A possibilidade de o Aluno escolher a área que deseja cursar também não agrada a Professora. “Levamos muito tempo formulando a LDB (Lei de Diretrizes e Bases da Educação Nacional) para ter uma formação comum, uma formação geral e humanista”, justifica. Um modelo de Ensino que tem dado certo, segundo a Professora, são os institutos federais. “As Escolas federais de Ensino médio tiveram médias no Pisa (Programa Internacional de Avaliação de Estudantes) próximas às médias da OCDE (Organização para a Cooperação e Desenvolvimento Econômico), o que indica que a Educação oferecida nos Institutos Federais é de boa qualidade”.
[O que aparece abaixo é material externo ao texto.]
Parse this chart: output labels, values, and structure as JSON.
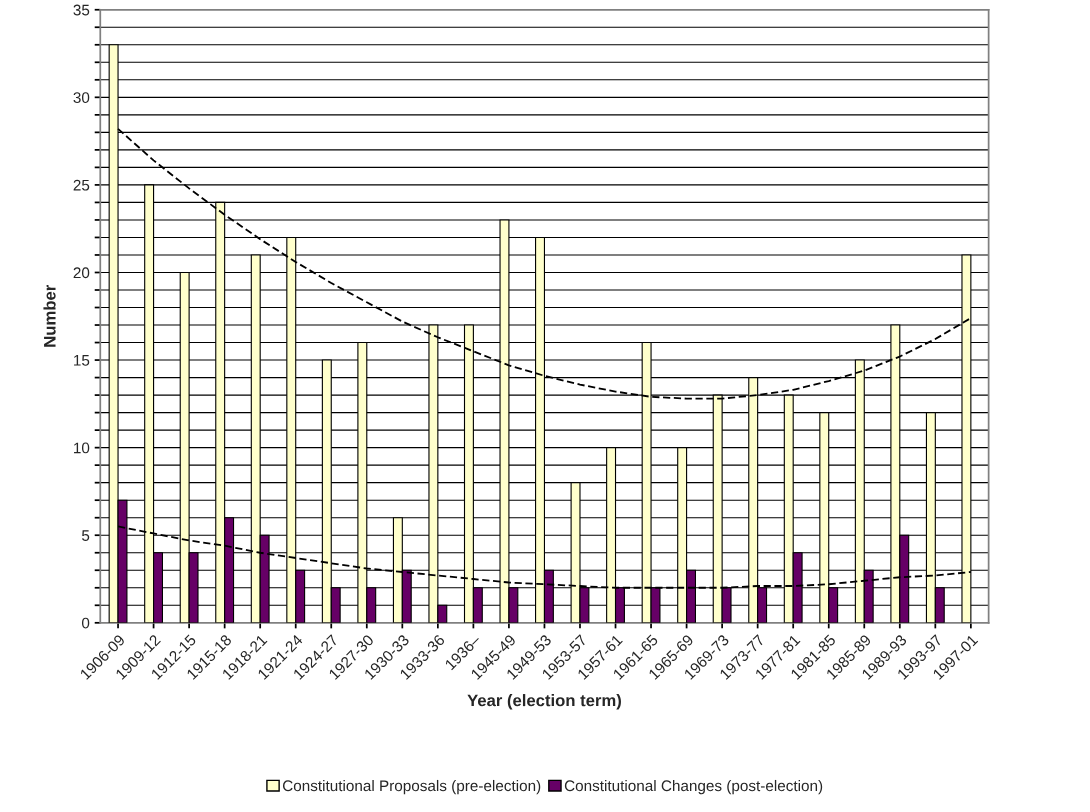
{
  "chart_data": {
    "type": "bar",
    "xlabel": "Year (election term)",
    "ylabel": "Number",
    "categories": [
      "1906-09",
      "1909-12",
      "1912-15",
      "1915-18",
      "1918-21",
      "1921-24",
      "1924-27",
      "1927-30",
      "1930-33",
      "1933-36",
      "1936–",
      "1945-49",
      "1949-53",
      "1953-57",
      "1957-61",
      "1961-65",
      "1965-69",
      "1969-73",
      "1973-77",
      "1977-81",
      "1981-85",
      "1985-89",
      "1989-93",
      "1993-97",
      "1997-01"
    ],
    "series": [
      {
        "name": "Constitutional Proposals (pre-election)",
        "color": "#ffffcc",
        "values": [
          33,
          25,
          20,
          24,
          21,
          22,
          15,
          16,
          6,
          17,
          17,
          23,
          22,
          8,
          10,
          16,
          10,
          13,
          14,
          13,
          12,
          15,
          17,
          12,
          21
        ]
      },
      {
        "name": "Constitutional Changes (post-election)",
        "color": "#660066",
        "values": [
          7,
          4,
          4,
          6,
          5,
          3,
          2,
          2,
          3,
          1,
          2,
          2,
          3,
          2,
          2,
          2,
          3,
          2,
          2,
          4,
          2,
          3,
          5,
          2,
          null
        ]
      },
      {
        "type": "line",
        "color": "#000000",
        "line_style": "dashed",
        "marker": "none",
        "values": [
          28.2,
          26.4,
          24.8,
          23.3,
          21.9,
          20.6,
          19.4,
          18.3,
          17.2,
          16.3,
          15.5,
          14.7,
          14.1,
          13.6,
          13.2,
          12.9,
          12.8,
          12.8,
          13.0,
          13.3,
          13.8,
          14.4,
          15.2,
          16.2,
          17.4
        ]
      },
      {
        "type": "line",
        "color": "#000000",
        "line_style": "dashed",
        "marker": "none",
        "values": [
          5.5,
          5.1,
          4.7,
          4.4,
          4.0,
          3.7,
          3.4,
          3.1,
          2.9,
          2.7,
          2.5,
          2.3,
          2.2,
          2.1,
          2.0,
          2.0,
          2.0,
          2.0,
          2.1,
          2.1,
          2.2,
          2.4,
          2.6,
          2.7,
          2.9
        ]
      }
    ],
    "ylim": [
      0,
      35
    ],
    "yticks": [
      0,
      {
        "value": 1,
        "label": null
      },
      {
        "value": 2,
        "label": null
      },
      {
        "value": 3,
        "label": null
      },
      {
        "value": 4,
        "label": null
      },
      5,
      {
        "value": 6,
        "label": null
      },
      {
        "value": 7,
        "label": null
      },
      {
        "value": 8,
        "label": null
      },
      {
        "value": 9,
        "label": null
      },
      10,
      {
        "value": 11,
        "label": null
      },
      {
        "value": 12,
        "label": null
      },
      {
        "value": 13,
        "label": null
      },
      {
        "value": 14,
        "label": null
      },
      15,
      {
        "value": 16,
        "label": null
      },
      {
        "value": 17,
        "label": null
      },
      {
        "value": 18,
        "label": null
      },
      {
        "value": 19,
        "label": null
      },
      20,
      {
        "value": 21,
        "label": null
      },
      {
        "value": 22,
        "label": null
      },
      {
        "value": 23,
        "label": null
      },
      {
        "value": 24,
        "label": null
      },
      25,
      {
        "value": 26,
        "label": null
      },
      {
        "value": 27,
        "label": null
      },
      {
        "value": 28,
        "label": null
      },
      {
        "value": 29,
        "label": null
      },
      30,
      {
        "value": 31,
        "label": null
      },
      {
        "value": 32,
        "label": null
      },
      {
        "value": 33,
        "label": null
      },
      {
        "value": 34,
        "label": null
      },
      35
    ],
    "grid": "y",
    "legend": "bottom"
  }
}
A principal reclamação por parte de especialistas e estudantes é a forma com que a reforma está sendo proposta, por meio de Medida Provisória. “A gente acredita na reforma, mas a MP atropela discussões e não deixa claros alguns questionamentos”, ponderou o gerente de conteúdo da organização não governamental Todos Pela Educação, Ricardo Falzetta. Outro ponto polêmico no texto foi a aprovação da possibilidade de uma pessoa com “notório saber”, ou seja, que não seja Professor, mas que entenda do assunto, ministre aulas no Ensino técnico e médio. “Não basta que eu saiba o conhecimento, existe uma formação específica. Estão mudando toda uma concepção da profissão”, afirmou a Professora Márcia Jacomini.
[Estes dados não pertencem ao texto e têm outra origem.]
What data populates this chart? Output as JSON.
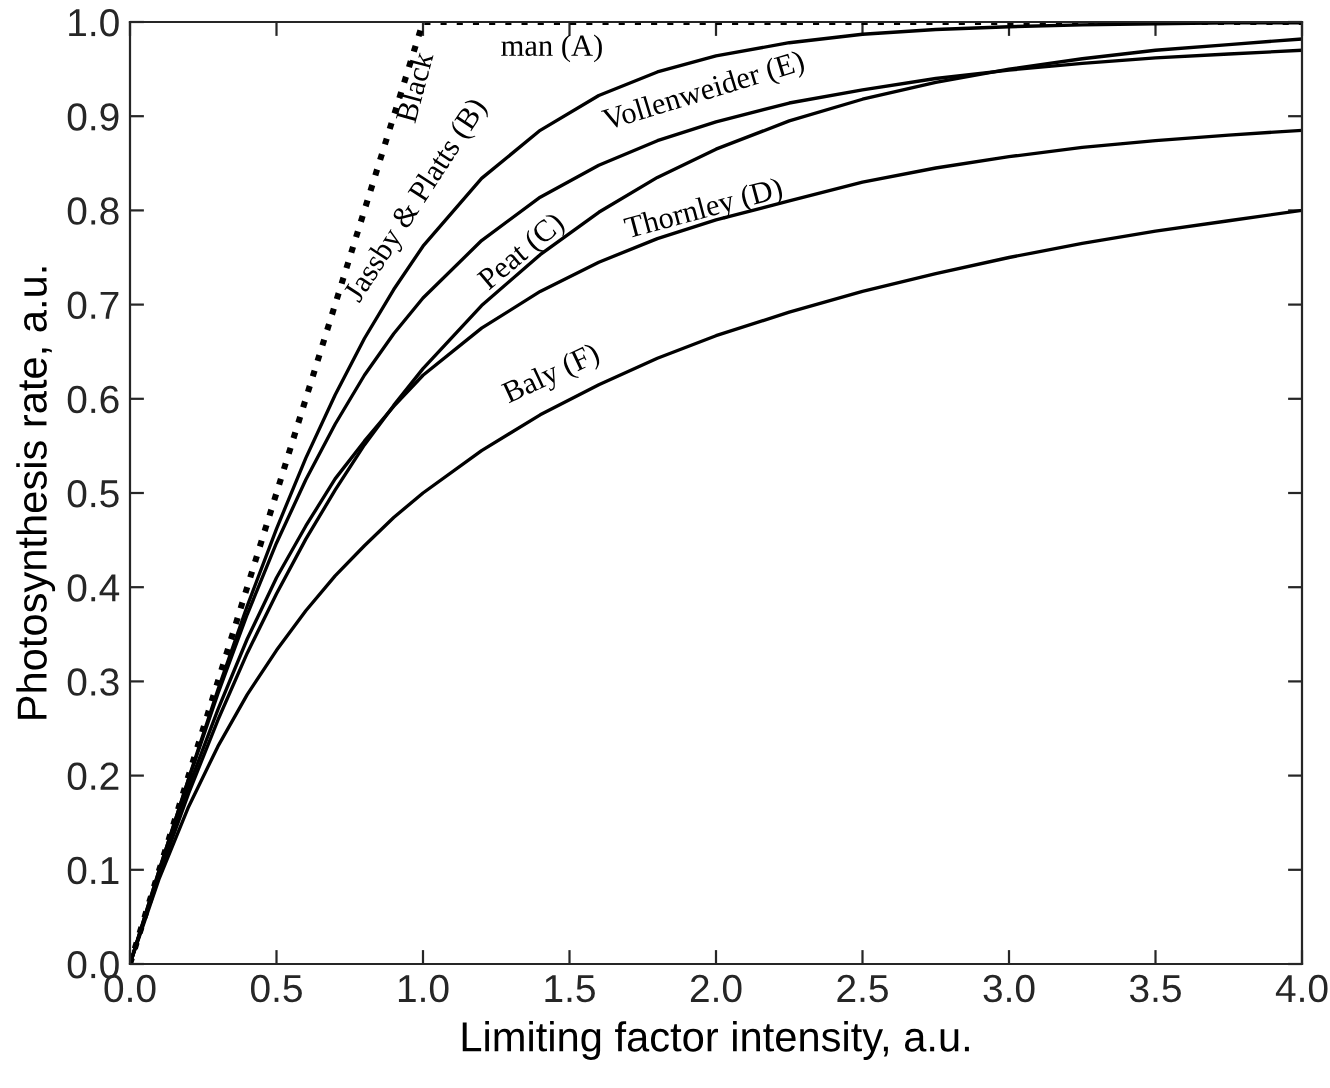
{
  "chart_data": {
    "type": "line",
    "xlabel": "Limiting factor intensity, a.u.",
    "ylabel": "Photosynthesis rate, a.u.",
    "xlim": [
      0,
      4
    ],
    "ylim": [
      0,
      1
    ],
    "xticks": [
      {
        "value": 0,
        "label": "0.0"
      },
      0.5,
      {
        "value": 1,
        "label": "1.0"
      },
      1.5,
      {
        "value": 2,
        "label": "2.0"
      },
      2.5,
      {
        "value": 3,
        "label": "3.0"
      },
      3.5,
      {
        "value": 4,
        "label": "4.0"
      }
    ],
    "yticks": [
      {
        "value": 0,
        "label": "0.0"
      },
      0.1,
      0.2,
      0.3,
      0.4,
      0.5,
      0.6,
      0.7,
      0.8,
      0.9,
      {
        "value": 1,
        "label": "1.0"
      }
    ],
    "grid": false,
    "legend": false,
    "marker": "none",
    "series": [
      {
        "color": "#000000",
        "line_style": "dotted",
        "x": [
          0,
          1,
          4
        ],
        "values": [
          0,
          1,
          1
        ]
      },
      {
        "color": "#000000",
        "line_style": "solid",
        "x": [
          0,
          0.1,
          0.2,
          0.3,
          0.4,
          0.5,
          0.6,
          0.7,
          0.8,
          0.9,
          1.0,
          1.2,
          1.4,
          1.6,
          1.8,
          2.0,
          2.25,
          2.5,
          2.75,
          3.0,
          3.25,
          3.5,
          3.75,
          4.0
        ],
        "values": [
          0,
          0.1,
          0.197,
          0.291,
          0.38,
          0.462,
          0.537,
          0.604,
          0.664,
          0.716,
          0.762,
          0.834,
          0.885,
          0.922,
          0.947,
          0.964,
          0.978,
          0.987,
          0.992,
          0.995,
          0.997,
          0.998,
          0.999,
          0.999
        ]
      },
      {
        "color": "#000000",
        "line_style": "solid",
        "x": [
          0,
          0.1,
          0.2,
          0.3,
          0.4,
          0.5,
          0.6,
          0.7,
          0.8,
          0.9,
          1.0,
          1.2,
          1.4,
          1.6,
          1.8,
          2.0,
          2.25,
          2.5,
          2.75,
          3.0,
          3.25,
          3.5,
          3.75,
          4.0
        ],
        "values": [
          0,
          0.095,
          0.181,
          0.259,
          0.33,
          0.393,
          0.451,
          0.503,
          0.551,
          0.593,
          0.632,
          0.699,
          0.753,
          0.798,
          0.835,
          0.865,
          0.895,
          0.918,
          0.936,
          0.95,
          0.961,
          0.97,
          0.976,
          0.982
        ]
      },
      {
        "color": "#000000",
        "line_style": "solid",
        "x": [
          0,
          0.1,
          0.2,
          0.3,
          0.4,
          0.5,
          0.6,
          0.7,
          0.8,
          0.9,
          1.0,
          1.2,
          1.4,
          1.6,
          1.8,
          2.0,
          2.25,
          2.5,
          2.75,
          3.0,
          3.25,
          3.5,
          3.75,
          4.0
        ],
        "values": [
          0,
          0.097,
          0.188,
          0.27,
          0.345,
          0.41,
          0.465,
          0.515,
          0.555,
          0.592,
          0.625,
          0.675,
          0.714,
          0.745,
          0.77,
          0.79,
          0.81,
          0.83,
          0.845,
          0.857,
          0.867,
          0.874,
          0.88,
          0.885
        ]
      },
      {
        "color": "#000000",
        "line_style": "solid",
        "x": [
          0,
          0.1,
          0.2,
          0.3,
          0.4,
          0.5,
          0.6,
          0.7,
          0.8,
          0.9,
          1.0,
          1.2,
          1.4,
          1.6,
          1.8,
          2.0,
          2.25,
          2.5,
          2.75,
          3.0,
          3.25,
          3.5,
          3.75,
          4.0
        ],
        "values": [
          0,
          0.1,
          0.196,
          0.287,
          0.371,
          0.447,
          0.514,
          0.573,
          0.625,
          0.669,
          0.707,
          0.768,
          0.814,
          0.848,
          0.874,
          0.894,
          0.914,
          0.928,
          0.94,
          0.949,
          0.956,
          0.962,
          0.966,
          0.97
        ]
      },
      {
        "color": "#000000",
        "line_style": "solid",
        "x": [
          0,
          0.1,
          0.2,
          0.3,
          0.4,
          0.5,
          0.6,
          0.7,
          0.8,
          0.9,
          1.0,
          1.2,
          1.4,
          1.6,
          1.8,
          2.0,
          2.25,
          2.5,
          2.75,
          3.0,
          3.25,
          3.5,
          3.75,
          4.0
        ],
        "values": [
          0,
          0.091,
          0.167,
          0.231,
          0.286,
          0.333,
          0.375,
          0.412,
          0.444,
          0.474,
          0.5,
          0.545,
          0.583,
          0.615,
          0.643,
          0.667,
          0.692,
          0.714,
          0.733,
          0.75,
          0.765,
          0.778,
          0.789,
          0.8
        ]
      }
    ],
    "annotations": [
      "Black",
      "man (A)",
      "Jassby & Platts (B)",
      "Peat (C)",
      "Thornley (D)",
      "Vollenweider (E)",
      "Baly (F)"
    ]
  }
}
O relator do texto aprovado em comissão mista no Congresso Nacional, Pedro Chaves (PSC-MS), disse que ouviu especialistas em Educação e estudantes para formalizar o documento antes de ir ao plenário. Há dois meses, estudantes protestaram contra a MP apresentada, acusaram o governo de não ouvi-los e ocuparam Escolas. “Fizemos mais de nove audiências públicas. A gente discute Ensino médio há mais de dez anos”, defendeu-se. Ao fim da votação de segunda-feira, os parlamentares fizeram um acordo para votar os 11 destaques na próxima terça-feira. Algumas reivindicações foram atendidas. O grande desafio, agora, será como essa reforma chegará às Escolas”, Remi Castioni, Professor de Educação da Universidade de Brasília (UnB)

A MP da polêmica

Área de formação
» Como era
O Aluno só poderia fazer a escolha na metade de curso.
» Texto aprovado
Desde o início do curso, os Alunos poderão escolher a área (linguagens, ciências da natureza, ciências humanas e sociais aplicadas, matemática e formação técnica e profissional) que desejam cursar.

Disciplinas
» Como era
Artes e Educação física não eram obrigatórias.
» Texto aprovado
Português, matemática, inglês, Educação física e artes são disciplinas obrigatórias. Sociologia e filosofia são optativas.

Base curricular
» Como era
A Base Nacional Comum Curricular representava 50% do currículo
» Texto aprovado
A Base Nacional Comum Curricular deve representar 60% do currículo.
Carga Horária
» Como era
A MP previa a ampliação da carga horária progressiva para 1.400 horas anuais, mas sem prazos.
» Texto aprovado
Em cinco anos, a carga horária deve passar das atuais 800 horas anuais para 1.000 horas. Depois será ampliada progressivamente 1.400 horas anuais.

Apoio federal
» Como era
O governo federal ajudaria por quatro anos
» Texto aprovado
O governo ajudará as Escolas a implantarem o Ensino integral por dez anos.

Professores
» Como era
A MP previa Professores com “notório saber” no Ensino técnico e profissional
» Texto aprovado
Professores com “notório saber” poderão lecionar no Ensino
técnico e profissional. Aqueles que forem graduados, mas não possuírem licenciatura, terão que fazer complementação pedagógica. 
 
Matéria publicada apenas em veículo impresso.